Pour cela, un consortium composé de l’AIMS (dont le National Sea Simulator jouera un rôle essentiel pendant la phase de R&D sur la restauration et l’adaptation des récifs), du CSIRO, de l’université du Queensland, de l’université de technologie du Queensland, de l’université James Cook, de l’université Southern Cross et de la Fondation de la Grande Barrière de Corail (Great Barrier Reef Foundation) travaillera en étroite collaboration avec l’Autorité du parc marin de la Grande Barrière de Corail.

Paul Hardisty, directeur général de l’AIMS, a déclaré qu’il était peu probable qu’une méthode à elle seule puisse conduire au succès, "il s’agira d’une combinaison de mesures appliquées à différentes échelles dans différents domaines qui vont travailler ensemble pour réussir à renforcer la résilience".

Un facteur clé est l’ampleur du défi, avec 3000 récifs sur 344 000 kilomètres carrés (soit une surface supérieure au Victoria et à la Tasmanie combinée) précise l’envoyé du gouvernement fédéral pour les récifs, Warren Entsch. Le gouvernement espère des retombées positives de ces investissements, sur les plans environnement et social, mais aussi financier (exportation des technologies en développement vers les récifs en difficulté dans le monde entier).

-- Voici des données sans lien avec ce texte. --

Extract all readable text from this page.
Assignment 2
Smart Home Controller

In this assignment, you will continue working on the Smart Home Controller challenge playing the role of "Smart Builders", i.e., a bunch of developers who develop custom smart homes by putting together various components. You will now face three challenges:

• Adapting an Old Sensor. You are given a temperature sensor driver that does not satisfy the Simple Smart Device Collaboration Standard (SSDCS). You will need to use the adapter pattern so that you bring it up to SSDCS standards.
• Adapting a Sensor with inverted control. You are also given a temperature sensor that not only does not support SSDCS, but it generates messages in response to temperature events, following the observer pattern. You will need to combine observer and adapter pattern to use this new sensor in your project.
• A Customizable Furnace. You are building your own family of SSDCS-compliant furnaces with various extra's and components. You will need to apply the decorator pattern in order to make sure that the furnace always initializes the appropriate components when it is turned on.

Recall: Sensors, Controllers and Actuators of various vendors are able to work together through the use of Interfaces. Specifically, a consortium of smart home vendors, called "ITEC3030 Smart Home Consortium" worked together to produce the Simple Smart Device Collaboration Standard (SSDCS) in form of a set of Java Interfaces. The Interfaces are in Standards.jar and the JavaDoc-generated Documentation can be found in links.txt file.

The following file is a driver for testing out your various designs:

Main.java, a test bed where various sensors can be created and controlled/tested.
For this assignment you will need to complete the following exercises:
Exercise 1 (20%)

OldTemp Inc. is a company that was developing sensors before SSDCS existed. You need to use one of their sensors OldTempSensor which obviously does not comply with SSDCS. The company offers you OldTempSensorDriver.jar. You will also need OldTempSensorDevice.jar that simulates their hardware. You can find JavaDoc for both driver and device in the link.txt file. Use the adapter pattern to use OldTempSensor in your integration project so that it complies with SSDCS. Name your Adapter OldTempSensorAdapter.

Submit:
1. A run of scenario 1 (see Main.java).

Et de conclure, "il faut s’attaquer aux émissions, sinon les efforts déployés pour renforcer la résilience seront vains". En effet, si ces idées pourront permettre de gagner du temps, de nombreuses voix appellent à des réductions urgentes et drastiques des émissions de gaz à effet de serre comme seul moyen de sauver efficacement les coraux. La crédibilité du plan de sauvegarde dépendra des choix du gouvernement australien face au changement climatique.